Median negotiated contract rate across all mapped commercial carriers.
Standard federal government reimbursement rate for this code.
Visual Cost Comparison vs. Medicare
Understanding this gauge: We use the federal Medicare rate of $179.2 as the cost baseline. Rates below the baseline represent excellent value. In-network commercial rates commonly hover around 150% - 250% of Medicare, while rates exceeding 300% are elevated. Hover over the green and blue markers to view detailed calculations.
Elevated Commercial Rate Alert (Value-Gap)
The negotiated rate at this facility is 550% of the Medicare baseline (a markup of 450%). Patients with high-deductible plans or out-of-network benefits may face excessive out-of-pocket costs.
Out-of-Pocket Cost Estimator
Estimate whether it is more economical to use your insurance or pay the upfront self-pay cash rate.
Commercial Insurance Negotiated Rates
Negotiated contract ranges established by major commercial carriers at this facility.

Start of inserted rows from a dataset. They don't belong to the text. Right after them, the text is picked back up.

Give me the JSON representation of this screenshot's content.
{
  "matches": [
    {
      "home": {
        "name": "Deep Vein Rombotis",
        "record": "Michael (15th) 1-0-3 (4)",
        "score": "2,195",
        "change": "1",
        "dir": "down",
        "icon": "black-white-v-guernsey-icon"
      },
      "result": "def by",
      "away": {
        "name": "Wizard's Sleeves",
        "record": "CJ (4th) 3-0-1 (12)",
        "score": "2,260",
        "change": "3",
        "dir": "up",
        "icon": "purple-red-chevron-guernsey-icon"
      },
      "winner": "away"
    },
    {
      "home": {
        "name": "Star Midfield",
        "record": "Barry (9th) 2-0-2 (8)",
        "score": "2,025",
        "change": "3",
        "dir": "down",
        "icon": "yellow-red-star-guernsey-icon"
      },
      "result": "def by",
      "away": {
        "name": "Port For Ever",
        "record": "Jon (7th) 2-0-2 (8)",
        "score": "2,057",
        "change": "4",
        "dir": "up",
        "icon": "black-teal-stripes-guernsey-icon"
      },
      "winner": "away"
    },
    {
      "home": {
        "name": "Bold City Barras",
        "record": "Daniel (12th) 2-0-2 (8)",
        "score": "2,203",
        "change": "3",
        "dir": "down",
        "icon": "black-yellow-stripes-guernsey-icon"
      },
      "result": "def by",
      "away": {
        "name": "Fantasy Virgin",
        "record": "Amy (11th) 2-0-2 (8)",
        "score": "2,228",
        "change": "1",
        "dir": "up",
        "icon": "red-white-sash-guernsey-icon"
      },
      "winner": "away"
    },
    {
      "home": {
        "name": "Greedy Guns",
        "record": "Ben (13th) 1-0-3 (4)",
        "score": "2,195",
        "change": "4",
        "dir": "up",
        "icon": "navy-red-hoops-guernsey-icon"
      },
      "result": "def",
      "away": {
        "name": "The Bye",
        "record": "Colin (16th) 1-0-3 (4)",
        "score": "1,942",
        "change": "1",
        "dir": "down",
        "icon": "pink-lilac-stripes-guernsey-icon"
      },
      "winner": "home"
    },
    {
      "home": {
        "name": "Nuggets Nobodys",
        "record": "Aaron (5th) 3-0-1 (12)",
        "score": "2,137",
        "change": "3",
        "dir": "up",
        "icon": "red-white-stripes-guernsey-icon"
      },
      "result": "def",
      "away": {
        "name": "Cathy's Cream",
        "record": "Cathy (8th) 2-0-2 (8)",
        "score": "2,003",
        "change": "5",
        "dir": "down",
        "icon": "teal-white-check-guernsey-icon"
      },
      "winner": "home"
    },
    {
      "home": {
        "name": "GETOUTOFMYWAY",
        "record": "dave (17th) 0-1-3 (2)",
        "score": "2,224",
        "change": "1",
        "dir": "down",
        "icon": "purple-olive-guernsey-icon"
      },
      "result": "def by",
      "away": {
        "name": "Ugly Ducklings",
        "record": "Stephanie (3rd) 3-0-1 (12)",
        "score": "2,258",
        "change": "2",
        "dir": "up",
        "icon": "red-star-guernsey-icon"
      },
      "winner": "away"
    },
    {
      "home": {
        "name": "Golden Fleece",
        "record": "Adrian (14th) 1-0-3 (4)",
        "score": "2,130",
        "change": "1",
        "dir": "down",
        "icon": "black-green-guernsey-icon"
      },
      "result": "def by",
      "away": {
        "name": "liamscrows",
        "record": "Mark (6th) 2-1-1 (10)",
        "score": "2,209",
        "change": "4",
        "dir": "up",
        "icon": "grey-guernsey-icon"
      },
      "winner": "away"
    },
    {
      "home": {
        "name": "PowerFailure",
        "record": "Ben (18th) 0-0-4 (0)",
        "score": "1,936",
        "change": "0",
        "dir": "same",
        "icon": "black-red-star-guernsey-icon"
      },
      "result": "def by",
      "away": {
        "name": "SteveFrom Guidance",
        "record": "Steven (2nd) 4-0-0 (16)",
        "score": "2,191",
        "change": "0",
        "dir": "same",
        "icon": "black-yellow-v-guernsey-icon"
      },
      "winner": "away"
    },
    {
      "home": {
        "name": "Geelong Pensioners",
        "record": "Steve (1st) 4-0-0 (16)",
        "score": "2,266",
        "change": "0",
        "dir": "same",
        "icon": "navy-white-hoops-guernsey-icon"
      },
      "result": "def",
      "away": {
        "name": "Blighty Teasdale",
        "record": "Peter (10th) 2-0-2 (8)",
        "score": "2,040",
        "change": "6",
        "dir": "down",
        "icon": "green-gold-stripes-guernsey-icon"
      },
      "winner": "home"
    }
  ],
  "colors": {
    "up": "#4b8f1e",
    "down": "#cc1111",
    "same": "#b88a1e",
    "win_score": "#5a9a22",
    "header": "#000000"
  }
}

| Carrier / Plan Group | Contract Rate Range | vs. Medicare Reference |
|---|---|---|
| Blue Cross Blue Shield | $458 | 256% |
| UnitedHealthcare | $986 | 550% |
Consumer Guidance & Cost Commentary
For a CT scan of the head at Rawlins County Health Center in Atwood, Kansas, the cash price is $963.00, which is lower than the facility's negotiated rate of $986.00. This procedure is billed under CPT code 70470, and while the facility is a Critical Access Hospital with voluntary non-profit ownership, patients should be aware that commercial insurance rates often exceed cash prices due to administrative overhead. Specifically, UnitedHealthcare has a negotiated rate of $986.00, which is higher than the cash price, meaning patients with high-deductible plans might save money by paying the cash rate directly, provided they have the funds available. Additionally, the facility's cash rate is significantly lower than the Medicare benchmark of $179.20, indicating that the commercial pricing structure includes substantial markups relative to the federal baseline.
When considering payment options, it is important to understand that insurance companies may not cover the full negotiated amount, potentially leading to balance billing if the patient is out-of-network or if ancillary services are not covered. Although the No Surprises Act protects patients from balance billing for emergency care at in-network facilities, patients should still verify their specific plan details before scheduling. To minimize costs, patients are encouraged to request a prompt-pay discount from the billing department before check-in, as paying in full upfront can often reduce the total amount owed. Furthermore, if a summary bill is received, patients should demand a full itemized audit to identify any unbundled codes or services not rendered, as over 80% of hospital bills contain errors that can be corrected through a formal written dispute.